What seems to have been lost in the debate is the fact that we are forgetting how we were originally sold the need for health care "reform".  Let's not forget that the original argument for comprehensive reform was because there were so many people uninsured namely because they couldn't afford it.  Well, all that has happened is that those same people still can't afford insurance, but now they face fines and penalties if they don't comply - enforced by the dreaded IRS, no less.  Not to mention the increase in rates since Obamacare passed means even more people can't afford insurance now.  Way to legislate, 111th Congress! 

Above and beyond all that, how good can the bill possibly be if over 700 companies, unions and even states have received waivers protecting them from it?  Many of those companies and unions were big supporters of the law while it was being shoved down our throats working it's way through Congress.  Now that they have to live under it and are seeing the real numbers involved, suddenly it's waiver city.  It's no surprise the unions got waivers - there was talk back during the making of this mess of a law to waive them from certain responsibilities.    Since they couldn't do it by the front door, they just snuck around the back. 

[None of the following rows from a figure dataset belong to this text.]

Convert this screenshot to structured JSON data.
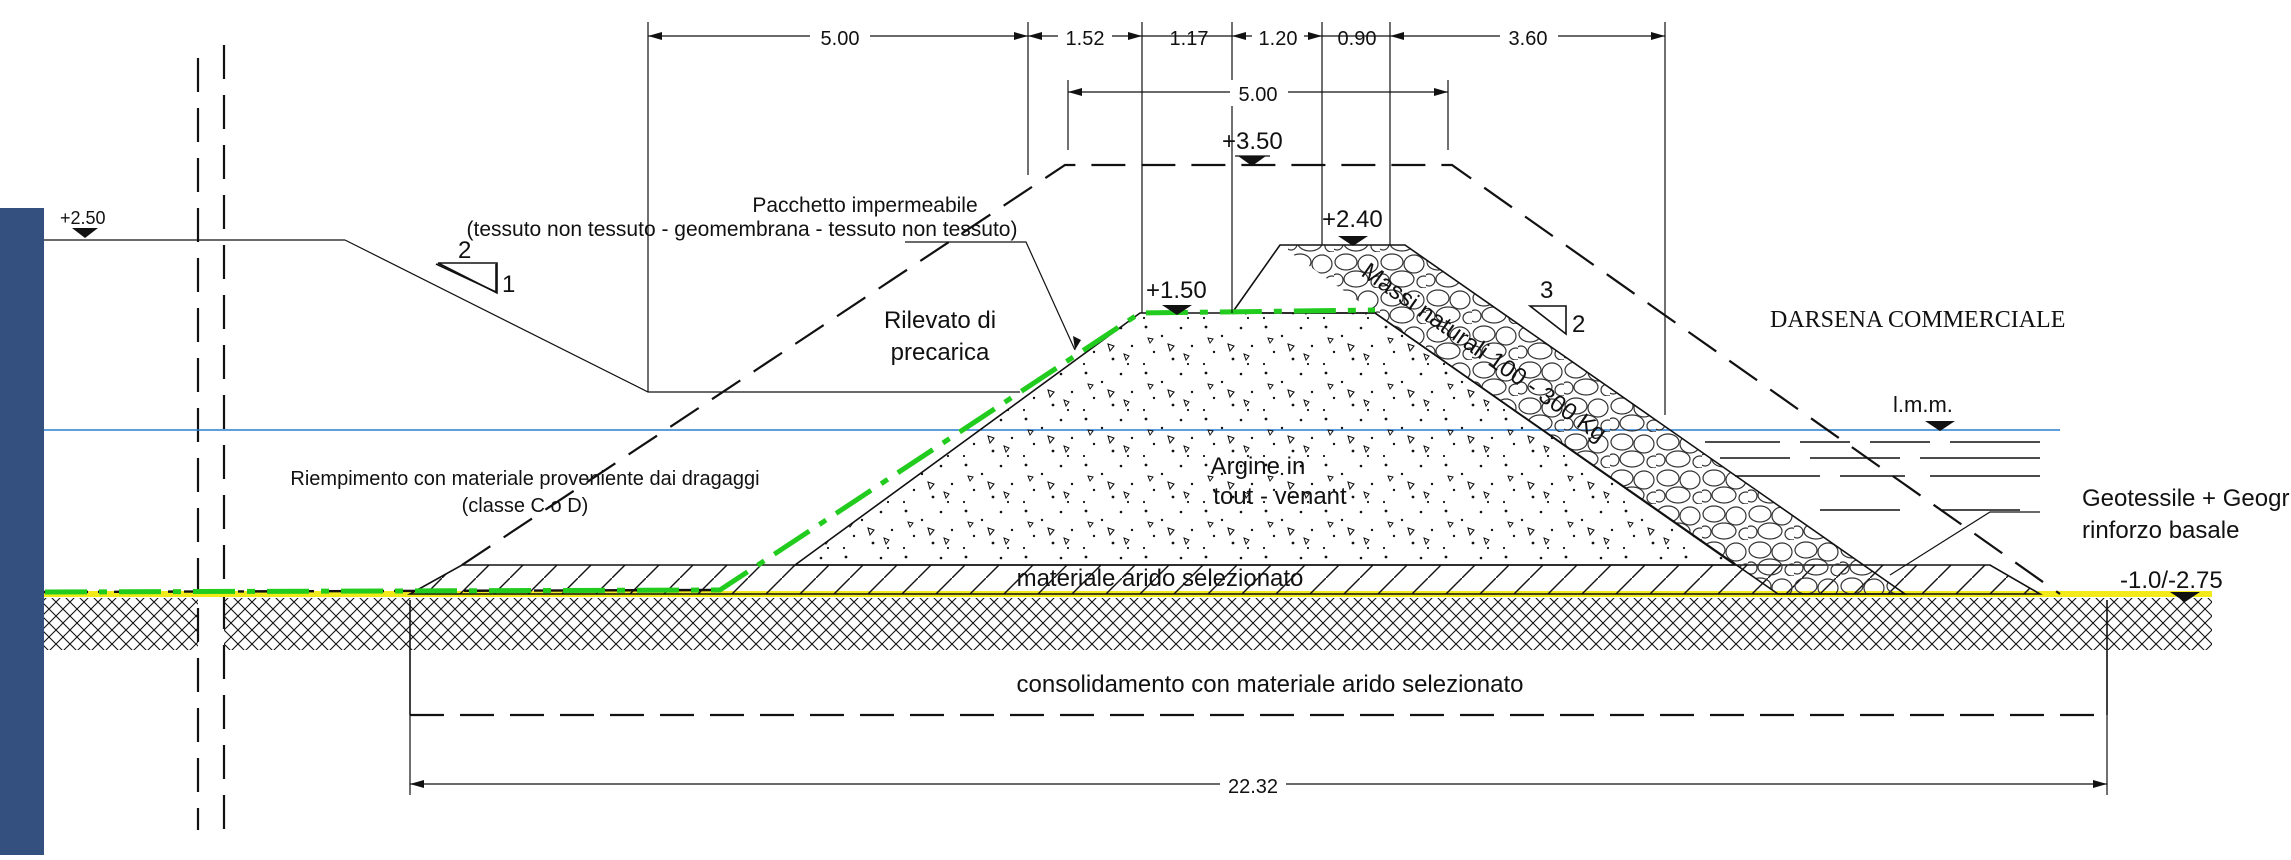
{
  "dimensions": {
    "top": [
      "5.00",
      "1.52",
      "1.17",
      "1.20",
      "0.90",
      "3.60"
    ],
    "crest": "5.00",
    "base": "22.32"
  },
  "elevations": {
    "left_water": "+2.50",
    "preload_top": "+3.50",
    "armour_top": "+2.40",
    "core_top": "+1.50",
    "bottom": "-1.0/-2.75",
    "sea_level": "l.m.m."
  },
  "slopes": {
    "left": {
      "v": "2",
      "h": "1"
    },
    "right": {
      "v": "3",
      "h": "2"
    }
  },
  "labels": {
    "impermeable_title": "Pacchetto impermeabile",
    "impermeable_detail": "(tessuto non tessuto - geomembrana - tessuto non tessuto)",
    "preload_line1": "Rilevato di",
    "preload_line2": "precarica",
    "fill_line1": "Riempimento con materiale proveniente dai dragaggi",
    "fill_line2": "(classe  C o D)",
    "core_line1": "Argine in",
    "core_line2": "tout - venant",
    "armour": "Massi naturali 100 - 300 Kg",
    "base_layer": "materiale arido selezionato",
    "consolidation": "consolidamento con materiale arido selezionato",
    "geotextile_line1": "Geotessile + Geogriglia di",
    "geotextile_line2": "rinforzo basale",
    "harbour": "DARSENA COMMERCIALE"
  },
  "colors": {
    "impermeable_line": "#22cc1e",
    "water_line": "#2a7fd4",
    "geotextile_line": "#f2ea1a",
    "wall": "#33507e"
  }
}
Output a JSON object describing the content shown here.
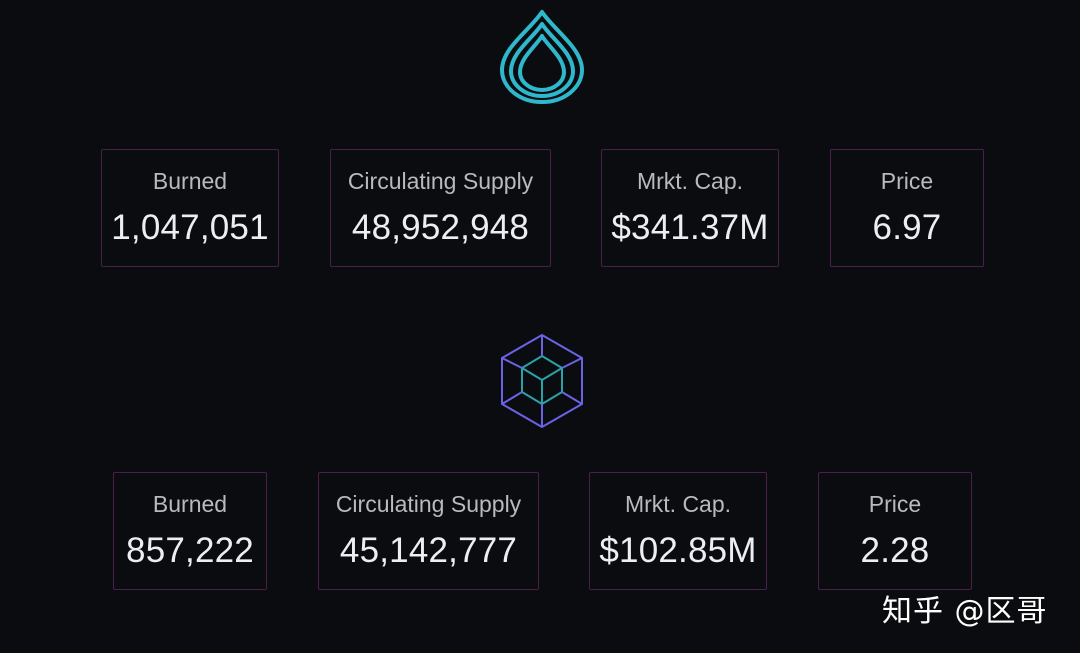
{
  "icons": {
    "top_logo": "water-drop-logo-icon",
    "bottom_logo": "cube-logo-icon"
  },
  "colors": {
    "background": "#0b0c10",
    "card_border": "#4a1f4e",
    "drop_logo": "#2fb8cc",
    "cube_logo_outer": "#6b63e6",
    "cube_logo_inner": "#2aa3a8"
  },
  "token_1": {
    "burned_label": "Burned",
    "burned_value": "1,047,051",
    "supply_label": "Circulating Supply",
    "supply_value": "48,952,948",
    "cap_label": "Mrkt. Cap.",
    "cap_value": "$341.37M",
    "price_label": "Price",
    "price_value": "6.97"
  },
  "token_2": {
    "burned_label": "Burned",
    "burned_value": "857,222",
    "supply_label": "Circulating Supply",
    "supply_value": "45,142,777",
    "cap_label": "Mrkt. Cap.",
    "cap_value": "$102.85M",
    "price_label": "Price",
    "price_value": "2.28"
  },
  "watermark": "知乎 @区哥"
}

This decision was big, for a few reasons.  First, not only does Judge Vinson say that the mandate is unconstitutional, he also says the necessary removal of that unconstitutional clause makes the entire bill collapse, and as such, the entire bill should be struck down.  Second, his 78 page decision will be closely scrutinized by future appeals courts as well as the Supreme Court.   It is well reasoned and very thorough, and will present quite an obstacle for the DoJ in future appeals.  Third, this gives those in opposition to the law a second wind and affirmation that their argument is sound.  Oh, and the professional left is trying to say that the score is 2-2, which apparently in their world means it's some sort of judicial draw.  Unfortunately for them, the two findings in their favor are from lower courts, which means this finding, as well as the one preceeding it, both overrule the two earlier findings.  It's not about how many decisions go your way, it is the standing of the court that counts. 
Ultimately it is up to the Supreme Court.  Unfortunately, that could be years away.  In the meantime, this is a strong victory for supporters of repeal, and a big blow to the DoJ's case.  Good job, Bill McCollum, Pam Bondi, et al!